Je me suis rendu compte de l’intérêt de mettre en place une astrologie groupale lors du congrès astrologique international de Zurich de 1981. Nous étions à quelques semaines de l’élection présidentielle de Mai 1981. Mon maître Jean-Pierre Nicola me fit remarquer que, si l’on adoptait des orbes larges, on pouvait noter dans le ciel une conjonction Jupiter-Saturne au carré de Neptune. A cette simple constatation je me suis entendu lui dire : « François Mitterrand sera le prochain président ». Pourquoi tout d’un coup cette certitude qui se révéla justifiée quelques semaines plus tard ?
Et bien parce qu’une même configuration était récurrente dans le thème de François Mitterrand (astrologie généthliaque), dans le thème du printemps 1981, dans le thème des cinq républiques françaises (astrologie mondiale) et dans le thème du parti socialiste (astrologie groupale) dont François Mitterrand était à la fois le fondateur et l’actuel premier secrétaire.
A la suite d’André Barbault, qui a établi de solides correspondances entre l’histoire des grands pays et les cycles planétaires, on peut mettre en parallèle par exemple l’histoire des Etats-Unis et le cycle Saturne-Uranus, l’histoire de l’U.R.S.S. et le cycle Saturne-Neptune, l’histoire de l’Inde et le cycle Saturne-Pluton. De la même manière on peut mettre en parallèle les événements politiques français avec les phases des cycles Jupiter-Saturne-Neptune. En témoignent les configurations des 5 républiques :
1ère République : Jupiter-Neptune opposé Saturne (22-9-1792 à 9h18 à Paris)

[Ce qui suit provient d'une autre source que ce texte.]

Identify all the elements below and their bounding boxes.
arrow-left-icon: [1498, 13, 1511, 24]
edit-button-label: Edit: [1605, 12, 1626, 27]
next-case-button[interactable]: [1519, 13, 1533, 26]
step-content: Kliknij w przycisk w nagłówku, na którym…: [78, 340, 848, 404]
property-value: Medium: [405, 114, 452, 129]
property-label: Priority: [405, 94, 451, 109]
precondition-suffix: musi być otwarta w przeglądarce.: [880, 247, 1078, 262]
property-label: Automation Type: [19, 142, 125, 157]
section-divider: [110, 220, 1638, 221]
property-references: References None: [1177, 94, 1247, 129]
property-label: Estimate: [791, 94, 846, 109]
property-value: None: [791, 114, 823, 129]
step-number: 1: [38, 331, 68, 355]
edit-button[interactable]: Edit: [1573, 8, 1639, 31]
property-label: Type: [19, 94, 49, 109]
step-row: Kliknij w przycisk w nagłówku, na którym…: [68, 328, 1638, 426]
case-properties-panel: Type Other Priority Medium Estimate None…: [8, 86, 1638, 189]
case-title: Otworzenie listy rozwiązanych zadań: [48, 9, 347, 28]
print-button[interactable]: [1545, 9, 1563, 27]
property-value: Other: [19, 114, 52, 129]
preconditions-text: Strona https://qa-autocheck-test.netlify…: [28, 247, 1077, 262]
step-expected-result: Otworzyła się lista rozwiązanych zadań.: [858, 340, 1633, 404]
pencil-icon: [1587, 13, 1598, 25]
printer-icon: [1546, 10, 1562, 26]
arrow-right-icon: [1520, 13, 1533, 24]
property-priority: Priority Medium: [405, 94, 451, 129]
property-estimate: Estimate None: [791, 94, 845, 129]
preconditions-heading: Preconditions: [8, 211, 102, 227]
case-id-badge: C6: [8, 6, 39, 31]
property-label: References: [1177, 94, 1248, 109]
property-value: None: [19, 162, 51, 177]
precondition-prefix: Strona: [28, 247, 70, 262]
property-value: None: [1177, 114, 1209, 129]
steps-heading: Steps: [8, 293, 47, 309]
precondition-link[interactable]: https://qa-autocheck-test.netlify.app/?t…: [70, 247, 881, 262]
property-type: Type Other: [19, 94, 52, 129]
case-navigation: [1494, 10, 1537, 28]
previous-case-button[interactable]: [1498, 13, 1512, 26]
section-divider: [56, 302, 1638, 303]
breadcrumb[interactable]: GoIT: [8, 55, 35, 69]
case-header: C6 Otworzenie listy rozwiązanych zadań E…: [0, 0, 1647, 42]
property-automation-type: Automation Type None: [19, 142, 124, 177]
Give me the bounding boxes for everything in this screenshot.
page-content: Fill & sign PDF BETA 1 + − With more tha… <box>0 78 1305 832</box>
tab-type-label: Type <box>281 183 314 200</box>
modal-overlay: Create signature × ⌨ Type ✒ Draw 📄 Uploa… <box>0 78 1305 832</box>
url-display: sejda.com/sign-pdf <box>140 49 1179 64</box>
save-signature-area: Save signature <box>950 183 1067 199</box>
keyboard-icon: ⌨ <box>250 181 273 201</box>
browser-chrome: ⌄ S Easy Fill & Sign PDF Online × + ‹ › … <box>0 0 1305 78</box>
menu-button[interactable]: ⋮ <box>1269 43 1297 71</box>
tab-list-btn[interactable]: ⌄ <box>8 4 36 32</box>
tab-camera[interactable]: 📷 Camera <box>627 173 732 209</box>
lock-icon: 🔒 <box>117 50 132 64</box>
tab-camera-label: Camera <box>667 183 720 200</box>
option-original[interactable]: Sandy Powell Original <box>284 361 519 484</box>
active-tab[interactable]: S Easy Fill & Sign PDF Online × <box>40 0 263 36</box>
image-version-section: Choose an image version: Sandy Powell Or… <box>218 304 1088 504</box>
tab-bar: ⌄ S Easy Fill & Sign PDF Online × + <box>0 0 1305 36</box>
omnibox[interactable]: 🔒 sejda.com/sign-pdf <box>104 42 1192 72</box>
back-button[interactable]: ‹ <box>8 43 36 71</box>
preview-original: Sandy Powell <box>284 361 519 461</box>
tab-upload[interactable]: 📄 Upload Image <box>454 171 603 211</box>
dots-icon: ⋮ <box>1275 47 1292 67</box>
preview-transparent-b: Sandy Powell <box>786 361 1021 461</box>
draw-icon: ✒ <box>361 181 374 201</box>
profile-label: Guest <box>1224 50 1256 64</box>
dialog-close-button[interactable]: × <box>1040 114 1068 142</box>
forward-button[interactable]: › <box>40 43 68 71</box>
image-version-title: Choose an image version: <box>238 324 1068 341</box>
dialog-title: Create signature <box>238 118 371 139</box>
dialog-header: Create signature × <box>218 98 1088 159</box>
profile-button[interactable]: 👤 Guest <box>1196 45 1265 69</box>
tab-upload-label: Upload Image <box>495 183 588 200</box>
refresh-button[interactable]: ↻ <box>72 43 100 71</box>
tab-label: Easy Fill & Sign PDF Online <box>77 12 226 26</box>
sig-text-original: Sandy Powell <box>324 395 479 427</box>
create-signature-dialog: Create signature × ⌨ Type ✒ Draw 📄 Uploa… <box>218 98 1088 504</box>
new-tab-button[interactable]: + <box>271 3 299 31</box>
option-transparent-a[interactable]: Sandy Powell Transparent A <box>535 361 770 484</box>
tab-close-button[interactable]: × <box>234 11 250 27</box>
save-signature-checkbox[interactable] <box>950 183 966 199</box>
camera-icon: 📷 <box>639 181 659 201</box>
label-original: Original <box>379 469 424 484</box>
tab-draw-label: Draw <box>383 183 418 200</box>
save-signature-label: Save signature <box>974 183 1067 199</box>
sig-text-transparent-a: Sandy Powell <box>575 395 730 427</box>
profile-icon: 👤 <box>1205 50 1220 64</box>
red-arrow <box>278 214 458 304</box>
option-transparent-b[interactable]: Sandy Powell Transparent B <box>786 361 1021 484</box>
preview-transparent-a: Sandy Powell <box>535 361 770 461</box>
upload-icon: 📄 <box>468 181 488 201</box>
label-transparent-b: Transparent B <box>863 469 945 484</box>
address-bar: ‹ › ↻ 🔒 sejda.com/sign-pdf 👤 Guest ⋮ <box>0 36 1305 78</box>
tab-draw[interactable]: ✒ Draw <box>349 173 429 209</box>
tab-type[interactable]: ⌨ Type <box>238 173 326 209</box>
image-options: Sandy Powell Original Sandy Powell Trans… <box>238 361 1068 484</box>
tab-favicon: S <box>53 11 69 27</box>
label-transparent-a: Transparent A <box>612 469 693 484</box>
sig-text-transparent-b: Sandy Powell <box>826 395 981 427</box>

2ème République : Saturne-Neptune trigone Jupiter (25-2-1848 à Paris)
3ème République : Saturne opposé Jupiter trigone Neptune (4-9-1870 à 16h45 à Paris)
4ème République : Saturne sextile Neptune carré Jupiter (30-10-1946 à 15h30 à Paris)
5ème République : Saturne semi-carré Jupiter-Neptune (6-10-1958 à 18h43 à Paris) »
Or, pour nous, tous les groupes sont impactés simultanément par les mêmes périodes de 7 ans et cela ne dépend aucunement de quelque thème « natal », de fondation que ce soit. Tantôt le groupe sera marqué par une phase d »équinoxialité, tantôt, par une phase d’équinoxialité, selon le déplacement de la planéte Saturne sur l’écliptique et son passage sur l’axe équinoxial ou sur l’axe solsticial (ou si l’on préfére sur l’étoile équinoxiale (vernale ou automnale) ou solsticiale correspondante).
En effet, la démarche préconisée par Lenoble nous apparait comme aléatoire et brouillonne puisque chaque groupe sera impacté différemment, et donc en des temps différents alors que pour nous, tous les groupes seront impacté de façon identique, la différence tenant à la réaction des leaders et à leur gestion de la période ainsi traversée.
Si l’on prend ce qui se passe actuellement, l’on imagine la cacophonie que produirait le systéme « groupal » de Lenoble qui, comme il le reconnait, reste marqué par l’astrologie généthliaque dans son rapport à l’astrologie mondiale. Bien plus, Lenoble, dans la suite de son texte (non reproduit ici) insiste sur les correspondances entre les pays et les configurations astrales, s’alignant ainsi peu ou prou sur ce qu’on appelle « géographie sacrée » (cf Jean Richer. Géographie sacrée du monde grec), avec notamment l’attribution de tel signe zodiacal à telle région du monde. Or, pour nous, l’impact astrologique est universel et n’exerce pas d’effet spécifique selon tel ou tel critère comme dans le cas de la conjonction Saturne-Neptune associée par André Barbault et la Russie( URSS) dont nous avons montré l’inanité.